On the first in-person Sunday mass at the Manila Cathedral in six months, the celebrant, Father Kali Pietre Llamado, reminded the strictly physical distancing crowd of 80 worshippers to keep their face masks and face shields on, no matter how uncomfortable. He also greeted tens of thousands who were watching on Facebook and YouTube, including foreigners from Malaysia and Europe.
What started as a one-camera set up (with a smarpthone) at the onset of the lockdown in mid-March has evolved into a habit for Filipino Catholics and overseas viewers who needed a reliable livestream of the Holy Mass on Sundays, some of whom have pledged to visit the Philippines' Mother Church when world travel finally eases.
The online audience can swell to over 40,000 on Sundays at 8 a.m. Before COVID-19, the Manila Cathedral can accomodate as many as 2,500. With a virtual audience that is sixteen times bigger, why should masses still be held in person during the pandemic?
The Mass is a Sacrament
The Philippines is the bastion of Catholicism in Asia and nearly 8 in 10 of its 100 million people practice the faith.

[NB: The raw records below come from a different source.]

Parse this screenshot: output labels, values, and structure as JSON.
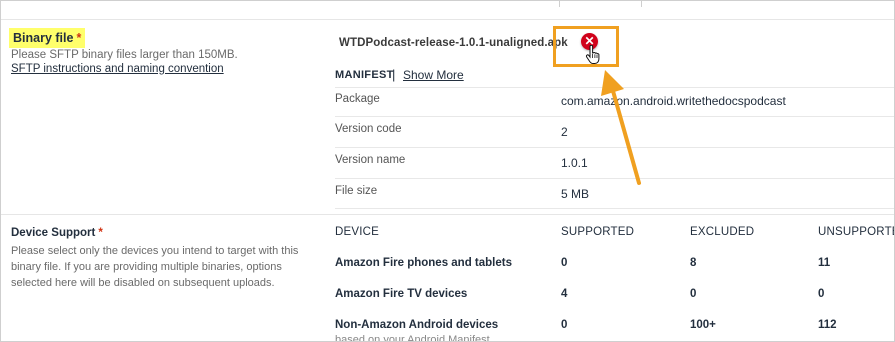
{
  "binary_file": {
    "label": "Binary file",
    "required_mark": "*",
    "description": "Please SFTP binary files larger than 150MB.",
    "link": "SFTP instructions and naming convention",
    "filename": "WTDPodcast-release-1.0.1-unaligned.apk",
    "remove_icon": "close-icon",
    "highlight_color": "#ffff6b",
    "callout_color": "#f0a020"
  },
  "manifest": {
    "title": "MANIFEST",
    "separator": "|",
    "show_more": "Show More",
    "rows": [
      {
        "key": "Package",
        "value": "com.amazon.android.writethedocspodcast"
      },
      {
        "key": "Version code",
        "value": "2"
      },
      {
        "key": "Version name",
        "value": "1.0.1"
      },
      {
        "key": "File size",
        "value": "5 MB"
      }
    ]
  },
  "device_support": {
    "label": "Device Support",
    "required_mark": "*",
    "description": "Please select only the devices you intend to target with this binary file. If you are providing multiple binaries, options selected here will be disabled on subsequent uploads.",
    "columns": [
      "DEVICE",
      "SUPPORTED",
      "EXCLUDED",
      "UNSUPPORTED"
    ],
    "rows": [
      {
        "device": "Amazon Fire phones and tablets",
        "supported": "0",
        "excluded": "8",
        "unsupported": "11"
      },
      {
        "device": "Amazon Fire TV devices",
        "supported": "4",
        "excluded": "0",
        "unsupported": "0"
      },
      {
        "device": "Non-Amazon Android devices",
        "supported": "0",
        "excluded": "100+",
        "unsupported": "112"
      }
    ],
    "footnote": "based on your Android Manifest"
  }
}
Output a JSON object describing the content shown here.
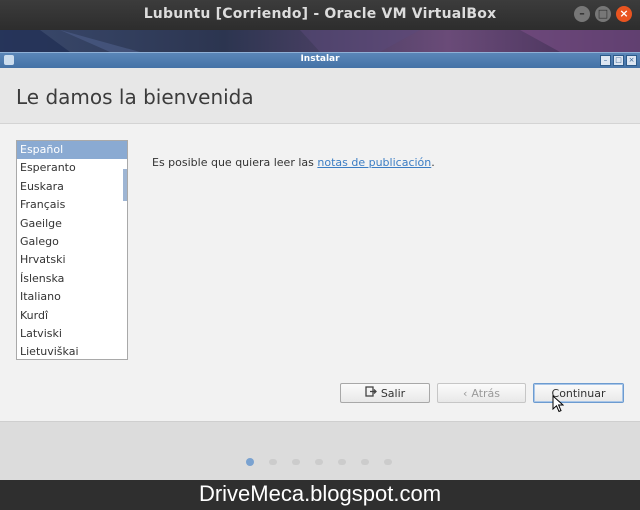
{
  "window": {
    "title": "Lubuntu [Corriendo] - Oracle VM VirtualBox",
    "buttons": [
      "minimize",
      "maximize",
      "close"
    ]
  },
  "installer": {
    "title": "Instalar",
    "heading": "Le damos la bienvenida",
    "languages": [
      "Español",
      "Esperanto",
      "Euskara",
      "Français",
      "Gaeilge",
      "Galego",
      "Hrvatski",
      "Íslenska",
      "Italiano",
      "Kurdî",
      "Latviski",
      "Lietuviškai"
    ],
    "selected_language": "Español",
    "release_text_prefix": "Es posible que quiera leer las ",
    "release_link": "notas de publicación",
    "release_text_suffix": ".",
    "buttons": {
      "quit": "Salir",
      "back": "Atrás",
      "continue": "Continuar"
    },
    "progress": {
      "current_step": 1,
      "total_steps": 7
    }
  },
  "watermark": "DriveMeca.blogspot.com"
}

Filipinos are wired to receive at least six of the seven sacraments (you either get married or stay single or become a nun or priest). The mass is one of them, and there are rituals that can't be done purely online, said Father Reginald Malicdem, Rector of the Manila Cathedral.
Church rules now allow online masses due to the pandemic. But before COVID-19, only those who are sick or who care for the sick are spared from the obligation of going to mass on Sundays, Malicdem told reportr.
That is clear in the Vatican's teachings. Nothing compares to the physical presence. Virtual reality is not a substitute to the flesh and blood presence," Malicdem said. "Online mass helps us nourish our spirituality."
Even before the March lockdown, the Church has adjusted its rituals. On Ash Wednesday this year, which marks the start of Lent, ash was sprinkled on the faithful's heads instead of being painted on their foreheads.
Now, wedding parties have been shrunken down, brides are encouraged to wear face masks and cotton is used to apply holy oil instead of bare fingers.
Yes, even for the progressive Pope Francis
In his message for 2019 World Communications Day, Pope Francis acknowledged the power of the internet to amplify the Chruch's message. At the same time, he warned that it could be used for misinformation.
Malicdem said this meant that livestream masses could be used to rekindle the faith of Catholics as well as promote the religion.
Part of the Pope's message read: "The Net is an opportunity to promote encounter with others, but it can also increase our self-isolation, like a web that can entrap us."
Young people are the ones most exposed to the illusion that the social web can completely satisfy them on a relational level. There is the dangerous phenomenon of young people becoming social hermits who risk alienating themselves completely from society. This dramatic situation reveals a serious rupture in the relational fabric of society, one we cannot ignore," he said.
During his 2015 visit to the Philippines, Francis celebrated mass before tens of thousands, not in a church but on a stage, before typhoon-soaked survivors of Typhoon Yolanda (Haiyan) two years prior.
Francis wore a yellow poncho like the rest of the faithful, telling them "I am here with you" as the crowd wept.
Livestream masses stay for now
As long as the pandemic requires people to stay at lest one meter apart, churches will still offer livestream masses, Malicdem said. At the Manila Cathedral, those in excess of the allowed capacity can hear the mass outside, on Plaza Roma.
"Even if there's a vaccine, it will take some time. We are foreseeing that early next year, people will still feel that it's not safe to go out. We will continue the online masses," he said.
Malicdem recalled how on the weekend that the lockdown was to take effect, the Manila Cathedral had to think fast. They set up a live stream with just a tripod and a cellphone. The entire mass was streamed in a single shot.
The succeeding weeks saw spotty connections interrupt the daily livestreams. Soon enough, viewers who also worked for telcos phoned him and offered to upgrade their connection speed, Malicdem said.
Now, the livestreams are shot using four cameras, with fade-ins and fade-outs that show parts of the cathedral that parishioners miss. Malicdem and Llamado, who alternate as mass celebrants, have also started wearing face masks since physical audeinces were allowed.
Contributions also continue to flow despite the suspension of collections during mass. No need to pull out your wallets for bills and coins, as in keeping with the pandemic, QR codes are flashed on the screen at the end of every livestream mass. Simply scan and donate.